Matmul backward

Background

This is the backward pass for plain matrix multiplication — the gradient that sits underneath every linear layer, attention head, and im2col convolution. It is two lines, and like the linear backward, the shapes alone force the formulas: there is only one dimension-consistent way to combine the available matrices.

Problem statement

Implement matmul_backward(grad_out, A, B). The forward was $C = AB$ with $A: (M,K)$, $B: (K,N)$, $C: (M,N)$. Given $G = \partial L/\partial C$ of shape $(M,N)$:

$$dA = \frac{\partial L}{\partial A} = G\,B^\top \;\; (M, K), \qquad dB = \frac{\partial L}{\partial B} = A^\top G \;\; (K, N)$$

Return (dA, dB).

Input

• grad_out — np.ndarray of shape (M, N): the gradient of the loss w.r.t. C.
• A — np.ndarray of shape (M, K): the left operand from the forward pass.
• B — np.ndarray of shape (K, N): the right operand from the forward pass.

Output

Returns a tuple (dA, dB) with shapes (M, K) and (K, N).

Examples

Example 1 — hand-checked ($M=1, K=2, N=2$)

Input:  A = [[1, 2]], B = [[3, 4],
                           [5, 6]], grad_out = [[1, 1]]
Output: dA = [[7, 11]]
        dB = [[1, 1],
              [2, 2]]

Explanation: $dA = G\,B^\top = [1,1]\cdot\begin{bmatrix}3&5\\4&6\end{bmatrix} = [7, 11]$; $dB = A^\top G = \begin{bmatrix}1\\2\end{bmatrix}\cdot[1,1] = \begin{bmatrix}1&1\\2&2\end{bmatrix}$.

Example 2 — zero upstream gradient gives zero gradients

Input:  grad_out = zeros((2, 2)), any A (2,2), any B (2,2)
Output: dA = zeros((2, 2)), dB = zeros((2, 2))

Explanation: both gradients are linear in grad_out, so a zero upstream gradient yields zero dA and dB.

Constraints

• dA = grad_out @ B.T → (M, K); dB = A.T @ grad_out → (K, N).
• Shapes are the guardrail: with grad_out (M,N) and B (K,N), only grad_out @ B.T lands on (M, K) — getting a transpose wrong makes the matmul fail or mismatch.
• The diagnostic finite-difference cross-check (perturb each entry of A, then B) must match within atol≈1e-3.

Notes

• Why the transposes.
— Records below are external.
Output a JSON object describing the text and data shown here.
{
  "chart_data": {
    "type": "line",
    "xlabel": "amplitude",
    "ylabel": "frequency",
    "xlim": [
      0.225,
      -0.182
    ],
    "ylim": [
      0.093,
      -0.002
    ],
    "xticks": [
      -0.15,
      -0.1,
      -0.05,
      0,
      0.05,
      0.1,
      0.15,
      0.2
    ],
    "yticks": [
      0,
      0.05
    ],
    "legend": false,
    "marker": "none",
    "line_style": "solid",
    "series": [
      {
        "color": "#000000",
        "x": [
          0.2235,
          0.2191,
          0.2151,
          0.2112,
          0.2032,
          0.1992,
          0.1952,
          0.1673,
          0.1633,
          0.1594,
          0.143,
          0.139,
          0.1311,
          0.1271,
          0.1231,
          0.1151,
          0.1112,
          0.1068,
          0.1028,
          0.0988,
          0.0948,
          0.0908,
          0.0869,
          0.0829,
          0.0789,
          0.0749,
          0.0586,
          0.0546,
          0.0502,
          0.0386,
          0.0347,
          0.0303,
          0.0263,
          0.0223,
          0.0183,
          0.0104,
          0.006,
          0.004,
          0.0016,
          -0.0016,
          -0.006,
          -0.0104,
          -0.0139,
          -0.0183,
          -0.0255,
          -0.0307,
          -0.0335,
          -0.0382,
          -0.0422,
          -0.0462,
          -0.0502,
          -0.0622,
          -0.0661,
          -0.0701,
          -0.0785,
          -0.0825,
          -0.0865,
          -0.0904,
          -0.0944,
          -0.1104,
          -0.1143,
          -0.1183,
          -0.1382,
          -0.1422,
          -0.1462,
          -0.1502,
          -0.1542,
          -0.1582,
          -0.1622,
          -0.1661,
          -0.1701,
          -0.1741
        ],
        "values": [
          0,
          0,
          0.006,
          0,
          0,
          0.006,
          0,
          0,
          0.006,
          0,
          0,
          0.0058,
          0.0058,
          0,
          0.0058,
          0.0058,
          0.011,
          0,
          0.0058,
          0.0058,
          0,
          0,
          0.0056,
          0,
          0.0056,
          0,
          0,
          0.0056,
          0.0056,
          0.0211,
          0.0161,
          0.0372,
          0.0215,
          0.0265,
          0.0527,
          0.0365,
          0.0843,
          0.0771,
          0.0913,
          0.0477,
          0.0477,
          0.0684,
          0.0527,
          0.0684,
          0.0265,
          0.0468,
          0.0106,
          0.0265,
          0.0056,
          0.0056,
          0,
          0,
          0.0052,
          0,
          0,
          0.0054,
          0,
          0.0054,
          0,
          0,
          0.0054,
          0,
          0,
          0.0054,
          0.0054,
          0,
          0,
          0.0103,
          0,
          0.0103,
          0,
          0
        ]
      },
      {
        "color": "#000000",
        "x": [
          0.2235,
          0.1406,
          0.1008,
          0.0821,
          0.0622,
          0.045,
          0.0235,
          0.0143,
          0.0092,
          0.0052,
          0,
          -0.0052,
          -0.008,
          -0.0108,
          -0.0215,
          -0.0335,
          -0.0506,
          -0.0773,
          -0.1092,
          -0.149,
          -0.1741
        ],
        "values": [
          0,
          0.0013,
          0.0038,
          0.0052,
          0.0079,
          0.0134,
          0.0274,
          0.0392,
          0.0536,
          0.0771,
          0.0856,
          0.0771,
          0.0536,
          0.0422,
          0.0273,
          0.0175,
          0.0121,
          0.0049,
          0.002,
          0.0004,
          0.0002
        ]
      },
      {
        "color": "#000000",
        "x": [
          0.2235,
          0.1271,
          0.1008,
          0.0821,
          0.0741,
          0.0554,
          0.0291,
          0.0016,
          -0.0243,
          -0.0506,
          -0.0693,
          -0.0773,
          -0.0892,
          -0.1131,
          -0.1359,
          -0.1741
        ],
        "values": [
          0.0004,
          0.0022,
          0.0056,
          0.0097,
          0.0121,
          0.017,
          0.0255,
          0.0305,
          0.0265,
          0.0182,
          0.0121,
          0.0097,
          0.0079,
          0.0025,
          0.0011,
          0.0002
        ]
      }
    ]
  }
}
From $C_{ij} = \sum_k A_{ik}B_{kj}$, the gradient at $A_{ik}$ is $\sum_j G_{ij}B_{kj}$ — exactly the $(i,k)$ entry of $G B^\top$. The same reasoning gives $dB = A^\top G$.
• Same pattern as Linear. Linear backward's dx and dW are this matmul gradient — a linear layer is just A @ B (input × weight) plus a bias term.